AI has become a central part of this effort. Rather than emphasizing model size or benchmark scores, Transsion’s AI development focuses on use cases such as image processing across varied skin tones, voice interaction for multilingual users, and translation tools for cross-language communication. These functions are designed for frequent, everyday use.
Through collaboration with Google Cloud, the company has extended AI features beyond smartphones to PCs and smart glasses, creating a broader service ecosystem. Over time, these tools may function less as standalone features and more as underlying digital infrastructure.
As access improves, emerging markets are increasingly participating in global technology cycles rather than observing from the margins. Transsion’s commercial expansion has coincided with this shift, suggesting that localization and scale are not mutually exclusive.
Think globally, act locally
Africa may be Transsion’s starting point, but it’s far from its endpoint. Having served hundreds of millions of users there, the company has built an efficient and adaptive market model, one it can now apply to other regions.
The data supports this expansion. In 2024, Transsion held 14% of the global smartphone market, briefly ranking among the top three. By the third quarter of 2025, it continued gaining share across Southeast Asia and the Middle East, taking leading positions in key markets such as Indonesia and the Philippines.
Internally, Transsion often repeats a guiding phrase: think globally, act locally. While market conditions vary, the process remains consistent: understand local users, design accordingly, then build brand relevance.

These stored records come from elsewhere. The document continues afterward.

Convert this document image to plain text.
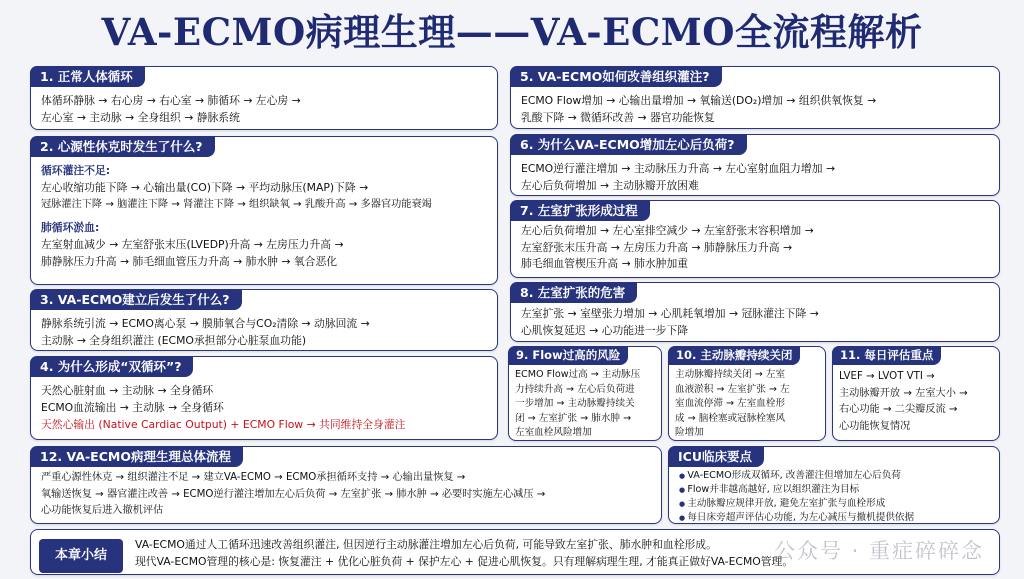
VA-ECMO病理生理——VA-ECMO全流程解析
1. 正常人体循环
体循环静脉 → 右心房 → 右心室 → 肺循环 → 左心房 →
左心室 → 主动脉 → 全身组织 → 静脉系统
2. 心源性休克时发生了什么?
循环灌注不足:
左心收缩功能下降 → 心输出量(CO)下降 → 平均动脉压(MAP)下降 →
冠脉灌注下降 → 脑灌注下降 → 肾灌注下降 → 组织缺氧 → 乳酸升高 → 多器官功能衰竭
肺循环淤血:
左室射血减少 → 左室舒张末压(LVEDP)升高 → 左房压力升高 →
肺静脉压力升高 → 肺毛细血管压力升高 → 肺水肿 → 氧合恶化
3. VA-ECMO建立后发生了什么?
静脉系统引流 → ECMO离心泵 → 膜肺氧合与CO₂清除 → 动脉回流 →
主动脉 → 全身组织灌注 (ECMO承担部分心脏泵血功能)
4. 为什么形成“双循环”?
天然心脏射血 → 主动脉 → 全身循环
ECMO血流输出 → 主动脉 → 全身循环
天然心输出 (Native Cardiac Output) + ECMO Flow → 共同维持全身灌注
5. VA-ECMO如何改善组织灌注?
ECMO Flow增加 → 心输出量增加 → 氧输送(DO₂)增加 → 组织供氧恢复 →
乳酸下降 → 微循环改善 → 器官功能恢复
6. 为什么VA-ECMO增加左心后负荷?
ECMO逆行灌注增加 → 主动脉压力升高 → 左心室射血阻力增加 →
左心后负荷增加 → 主动脉瓣开放困难
7. 左室扩张形成过程
左心后负荷增加 → 左心室排空减少 → 左室舒张末容积增加 →
左室舒张末压升高 → 左房压力升高 → 肺静脉压力升高 →
肺毛细血管楔压升高 → 肺水肿加重
8. 左室扩张的危害
左室扩张 → 室壁张力增加 → 心肌耗氧增加 → 冠脉灌注下降 →
心肌恢复延迟 → 心功能进一步下降
9. Flow过高的风险
ECMO Flow过高 → 主动脉压
力持续升高 → 左心后负荷进
一步增加 → 主动脉瓣持续关
闭 → 左室扩张 → 肺水肿 →
左室血栓风险增加
10. 主动脉瓣持续关闭
主动脉瓣持续关闭 → 左室
血液淤积 → 左室扩张 → 左
室血流停滞 → 左室血栓形
成 → 脑栓塞或冠脉栓塞风
险增加
11. 每日评估重点
LVEF → LVOT VTI →
主动脉瓣开放 → 左室大小 →
右心功能 → 二尖瓣反流 →
心功能恢复情况
12. VA-ECMO病理生理总体流程
严重心源性休克 → 组织灌注不足 → 建立VA-ECMO → ECMO承担循环支持 → 心输出量恢复 →
氧输送恢复 → 器官灌注改善 → ECMO逆行灌注增加左心后负荷 → 左室扩张 → 肺水肿 → 必要时实施左心减压 →
心功能恢复后进入撤机评估
ICU临床要点
● VA-ECMO形成双循环, 改善灌注但增加左心后负荷
● Flow并非越高越好, 应以组织灌注为目标
● 主动脉瓣应规律开放, 避免左室扩张与血栓形成
● 每日床旁超声评估心功能, 为左心减压与撤机提供依据
本章小结
VA-ECMO通过人工循环迅速改善组织灌注, 但因逆行主动脉灌注增加左心后负荷, 可能导致左室扩张、肺水肿和血栓形成。
现代VA-ECMO管理的核心是: 恢复灌注 + 优化心脏负荷 + 保护左心 + 促进心肌恢复。只有理解病理生理, 才能真正做好VA-ECMO管理。
公众号 · 重症碎碎念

Indonesia offers one example. With a young population and high social media penetration, the market has proven receptive to midrange gaming phones. Transsion emphasized e-commerce channels over traditional retail and built awareness through esports events, local influencers, and online communities. Growth has been gradual but sustained in a competitive segment.
Trust in emerging markets is typically built over time, through consistent delivery rather than one-off campaigns. That perspective also shapes Transsion’s sports partnerships.

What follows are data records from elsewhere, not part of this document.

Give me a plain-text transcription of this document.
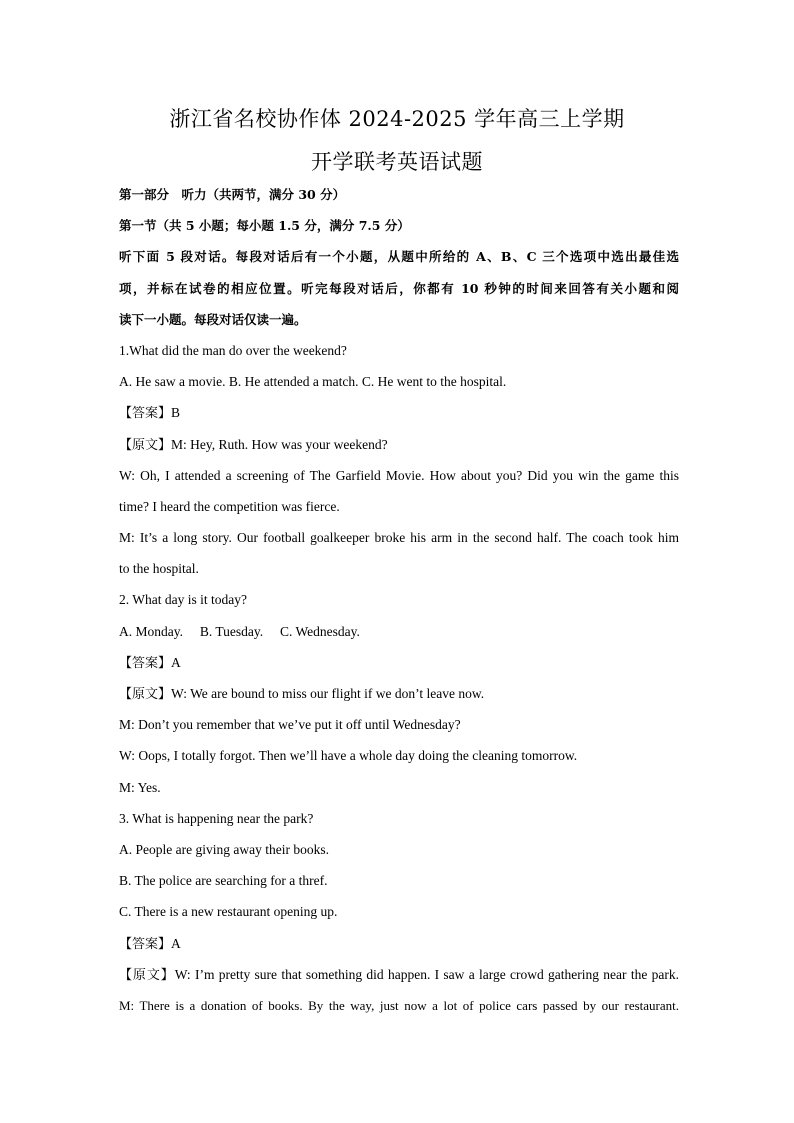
浙江省名校协作体 2024-2025 学年高三上学期
开学联考英语试题
第一部分　听力（共两节，满分 30 分）
第一节（共 5 小题；每小题 1.5 分，满分 7.5 分）
听下面 5 段对话。每段对话后有一个小题，从题中所给的 A、B、C 三个选项中选出最佳选
项，并标在试卷的相应位置。听完每段对话后，你都有 10 秒钟的时间来回答有关小题和阅
读下一小题。每段对话仅读一遍。
1.What did the man do over the weekend?
A. He saw a movie. B. He attended a match. C. He went to the hospital.
【答案】B
【原文】M: Hey, Ruth. How was your weekend?
W: Oh, I attended a screening of The Garfield Movie. How about you? Did you win the game this
time? I heard the competition was fierce.
M: It’s a long story. Our football goalkeeper broke his arm in the second half. The coach took him
to the hospital.
2. What day is it today?
A. Monday.     B. Tuesday.     C. Wednesday.
【答案】A
【原文】W: We are bound to miss our flight if we don’t leave now.
M: Don’t you remember that we’ve put it off until Wednesday?
W: Oops, I totally forgot. Then we’ll have a whole day doing the cleaning tomorrow.
M: Yes.
3. What is happening near the park?
A. People are giving away their books.
B. The police are searching for a thref.
C. There is a new restaurant opening up.
【答案】A
【原文】W: I’m pretty sure that something did happen. I saw a large crowd gathering near the park.
M: There is a donation of books. By the way, just now a lot of police cars passed by our restaurant.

AFCON sponsorships, for many global brands, are primarily about visibility. Transsion’s approach has leaned toward integration. For AFCON 2025, Tecno introduced AI features that function alongside match viewing, allowing users to identify players, review tactics, generate highlights, and interact with match content through its assistant. These tools are designed to complement, rather than replace, the viewing experience.

Football in Africa is more than entertainment. It functions as a shared cultural language, closely linked to community life, identity, and social cohesion. Transsion’s AFCON partnership reflects its emphasis on locally driven innovation, using technology in ways that align with everyday experiences rather than abstract use cases.
By committing to a long-term partnership with the Confederation of African Football and supporting community football projects, Transsion is not simply buying visibility. It is positioning its brand within a broader social context. The return on that investment is unlikely to appear immediately in sales figures, but a gradual strengthening of brand recognition and trust is a plausible outcome.
More broadly, Transsion’s competitiveness cannot be reduced to a single metric. It is neither only a low-cost challenger nor a dominant technology leader. Its advantage lies in addressing practical problems through a combination of deep localization and inclusive design. That capability has allowed it to operate across regions and market cycles without frequent shifts in strategy.
Against that backdrop, Tecno’s presence at AFCON signals more than sponsorship. It reflects a long-term approach built on patience and adaptation, one that may be replicable across markets.
That, in turn, points to a working definition of a global brand: one that balances commercial objectives with durable trust, and maintains consistency amid changing global conditions.